Most of the time, we talk about what knowledge or skills high school graduates are supposed to possess once they're diploma-in-hand. But here are some of what I've learned as a parent based on my son's experience in the Oregon public schools:
1. We cannot accept one-size-fits-all schooling. If it weren't for the North Eugene Alternative High School, a program geared towards at-risk teens, my son would not have graduated. I am so incredibly thankful for the teachers there. And I am so heartbroken that after 10 years, this was the last graduating class from North Eugene Alternative. Budget cuts hurt the students who can least afford it.
2. I am thankful for charter schools letting educators, parents and students try out other models for teaching and learning. (The school day at North Eugene Alternative starts at noon, for example, and the class sizes are very, very small.) Charter schools aren't always better than mainstream public schools. Our experiences with several charter schools at the elementary school level bore that out. But choice -- and choice in public education -- is important. But "choice" is not enough. Indeed, "choice" is a privilege. And "choice" is also a red herring.

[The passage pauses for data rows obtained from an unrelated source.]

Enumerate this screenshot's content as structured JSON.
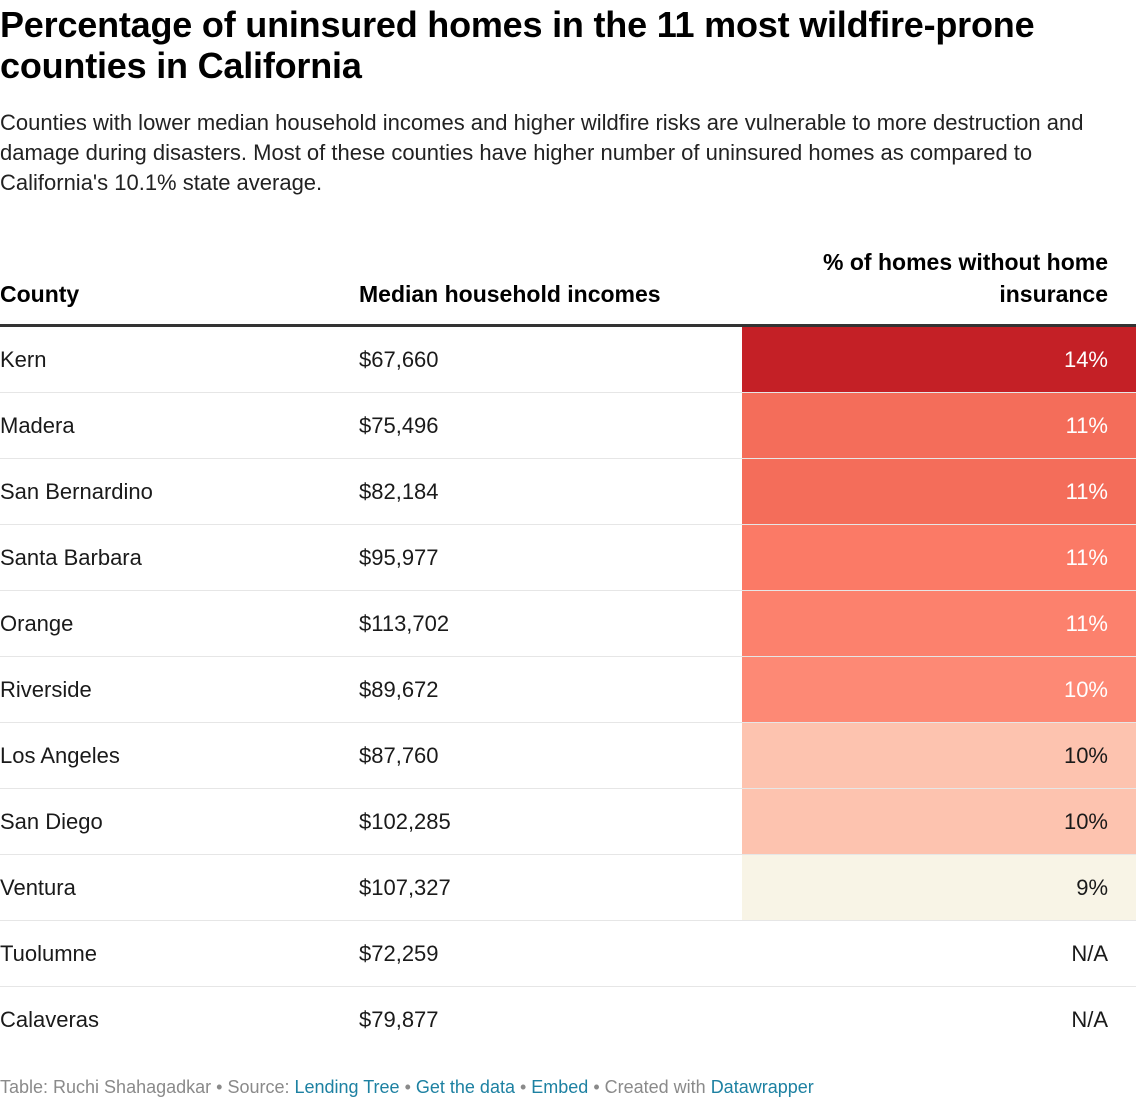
{
  "chart_data": {
    "type": "table",
    "title": "Percentage of uninsured homes in the 11 most wildfire-prone counties in California",
    "subtitle": "Counties with lower median household incomes and higher wildfire risks are vulnerable to more destruction and damage during disasters. Most of these counties have higher number of uninsured homes as compared to California's 10.1% state average.",
    "columns": [
      "County",
      "Median household incomes",
      "% of homes without home insurance"
    ],
    "rows": [
      {
        "county": "Kern",
        "income": "$67,660",
        "pct": "14%",
        "value": 14,
        "color": "#c42026",
        "text_color": "#ffffff"
      },
      {
        "county": "Madera",
        "income": "$75,496",
        "pct": "11%",
        "value": 11,
        "color": "#f46d5a",
        "text_color": "#ffffff"
      },
      {
        "county": "San Bernardino",
        "income": "$82,184",
        "pct": "11%",
        "value": 11,
        "color": "#f46d5a",
        "text_color": "#ffffff"
      },
      {
        "county": "Santa Barbara",
        "income": "$95,977",
        "pct": "11%",
        "value": 11,
        "color": "#fb7a66",
        "text_color": "#ffffff"
      },
      {
        "county": "Orange",
        "income": "$113,702",
        "pct": "11%",
        "value": 11,
        "color": "#fc816d",
        "text_color": "#ffffff"
      },
      {
        "county": "Riverside",
        "income": "$89,672",
        "pct": "10%",
        "value": 10,
        "color": "#fd8975",
        "text_color": "#ffffff"
      },
      {
        "county": "Los Angeles",
        "income": "$87,760",
        "pct": "10%",
        "value": 10,
        "color": "#fdc3af",
        "text_color": "#1a1a1a"
      },
      {
        "county": "San Diego",
        "income": "$102,285",
        "pct": "10%",
        "value": 10,
        "color": "#fdc3af",
        "text_color": "#1a1a1a"
      },
      {
        "county": "Ventura",
        "income": "$107,327",
        "pct": "9%",
        "value": 9,
        "color": "#f8f4e6",
        "text_color": "#1a1a1a"
      },
      {
        "county": "Tuolumne",
        "income": "$72,259",
        "pct": "N/A",
        "value": null,
        "color": "#ffffff",
        "text_color": "#1a1a1a"
      },
      {
        "county": "Calaveras",
        "income": "$79,877",
        "pct": "N/A",
        "value": null,
        "color": "#ffffff",
        "text_color": "#1a1a1a"
      }
    ]
  },
  "footer": {
    "prefix": "Table: Ruchi Shahagadkar • Source: ",
    "source_link": "Lending Tree",
    "sep1": " • ",
    "get_data": "Get the data",
    "sep2": " • ",
    "embed": "Embed",
    "created": "  • Created with ",
    "datawrapper": "Datawrapper"
  }
}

3. Our schools need to offer better mental health support. There are a lot of reasons why kids struggle academically, and they are often issues that are far outside the control of a particular teacher. I realize when budgets are tight that programs that seem extraneous (read: aren't immediately tied to standardized test scores) get axed. But students need to be able to access mental health support. And the school system needs to recognize and respect these needs.
4. Home matters. Parents matter. Even though the school day takes the bulk of our children's time (between 8-ish and 4ish, Monday thru Friday-ish, September thru June-ish), the home environment dictates a lot of what happens in our children's brains. When I say "home matters," I mean poverty matters. I mean personal issues and family crises matter. We can't pretend like those things cease to exist once the school bell rings.
5. Not every kid should go to college. We need to build other mechanisms that support other futures -- ones that don't expect everyone to go to college. Bring back shop class. Encourage apprenticeships. Encourage mentorships. And do not ever, ever tell children that if they don't go succeed in school and don't go to college that their only other choices are homelessness or working at Taco Bell.
6. I could not be prouder of my son.